レント先輩と出会ったあの日から、一週間ぐらい経った。

時々廊下で見かけたら、挨拶したりしてる。


ちなみに、なんだかんだ言って、先輩はドルチェとは仲良くしてるみたいで、時々電話してたりする。


昔のこととか、あいつは聞いたんだろうな。


アマネさん……だったっけな。

どんな人だったんだろうなぁ……


窓の外で揺れる、ニセモノの彼岸花。

誰も乗ってないのに動きっぱなしのロープウェイ。


「ルークス、集会だ。ホール行くぞ」

「あユータ、ごめん」


ボケーッと窓の外を眺めていた俺は、ユータのあとをついていく。


「廊下は喋らなーい! 黙動! 静かに移動!」


相変わらず声のデカいクソ教頭。


「何故、彼は全く同じ意味の言葉を幾つも並べているんだろうか。『粛に』とだけ言えばいいだろう」

「その方がわかんねぇよ」


相変わらず言葉の無駄に頭のいいユータ。


「…………」


相変わらずあんまり喋れないドルチェ。


……本当だったら、ティミーの後ろ辺りに、相変わらず可愛いサティが、並んでいてもいいとは思うんだけどな。



……まだそんなこと考えてんのか。

俺は、自分の右方に、ビンタを食らわせた。





「規則正しく、しっかりと夏休みを過ごすように」


今日で1学期が終わって、夏休みに入る。

その分集会が長くてかなりめんどくさい。


あのクソ教頭の長話聞くぐらいだったらユータのクソ難しい話を聞いてる方が面白い気がする。

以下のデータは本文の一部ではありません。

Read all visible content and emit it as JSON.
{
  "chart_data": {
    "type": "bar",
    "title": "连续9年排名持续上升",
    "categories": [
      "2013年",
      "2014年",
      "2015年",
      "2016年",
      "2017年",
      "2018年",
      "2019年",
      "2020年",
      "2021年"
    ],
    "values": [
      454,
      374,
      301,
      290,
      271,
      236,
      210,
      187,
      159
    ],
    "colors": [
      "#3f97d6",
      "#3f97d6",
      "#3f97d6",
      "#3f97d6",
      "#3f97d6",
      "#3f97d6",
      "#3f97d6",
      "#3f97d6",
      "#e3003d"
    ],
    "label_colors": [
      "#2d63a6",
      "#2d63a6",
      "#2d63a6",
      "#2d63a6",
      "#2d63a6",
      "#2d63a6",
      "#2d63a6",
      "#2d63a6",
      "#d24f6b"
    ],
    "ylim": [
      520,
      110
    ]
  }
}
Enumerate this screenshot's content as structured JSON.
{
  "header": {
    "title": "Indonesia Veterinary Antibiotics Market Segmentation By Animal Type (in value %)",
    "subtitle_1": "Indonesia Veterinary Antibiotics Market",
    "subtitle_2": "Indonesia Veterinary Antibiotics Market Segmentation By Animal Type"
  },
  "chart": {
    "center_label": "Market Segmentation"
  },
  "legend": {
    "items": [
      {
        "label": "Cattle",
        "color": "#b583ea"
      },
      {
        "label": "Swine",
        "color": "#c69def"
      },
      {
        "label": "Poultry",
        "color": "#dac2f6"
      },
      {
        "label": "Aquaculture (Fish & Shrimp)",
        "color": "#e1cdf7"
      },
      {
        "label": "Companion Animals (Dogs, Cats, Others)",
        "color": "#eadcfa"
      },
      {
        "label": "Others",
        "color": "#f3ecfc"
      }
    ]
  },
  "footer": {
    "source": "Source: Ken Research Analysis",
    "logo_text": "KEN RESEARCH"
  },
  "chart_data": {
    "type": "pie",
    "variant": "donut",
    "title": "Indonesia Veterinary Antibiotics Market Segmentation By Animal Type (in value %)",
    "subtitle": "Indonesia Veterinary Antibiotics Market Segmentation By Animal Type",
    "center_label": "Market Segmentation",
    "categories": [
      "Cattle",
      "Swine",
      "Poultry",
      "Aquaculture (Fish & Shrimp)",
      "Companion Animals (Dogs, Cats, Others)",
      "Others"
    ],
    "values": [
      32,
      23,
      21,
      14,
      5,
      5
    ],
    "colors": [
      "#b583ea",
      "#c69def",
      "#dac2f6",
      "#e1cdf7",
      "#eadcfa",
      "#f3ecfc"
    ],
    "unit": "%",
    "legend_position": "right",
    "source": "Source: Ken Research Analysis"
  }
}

『そーたいせーりろん』だの『たいへーてんごくのらん』だの、知らん言葉ばっかりだが、こっちの方がまだマシだ。


「続いて、生徒会長の話、生徒会長、お願いします」

「はい」


壇上に上がっていくのは、一つに束ねた黒髪が綺麗な、背の高い男の人。



……知った顔だ。知った声だ。


時々見かけるあの人だ。


「皆さんこんにちは。生徒会長の山桜桃です」


「「⁉︎」」


前の方にいるドルチェも目を見開いている。


「皆さんは、1学期の間、校則について考えたことはありませんか? 私は……」


あんまりびっくりしたもんだから、話の内容はあんまり頭に入ってこなかった。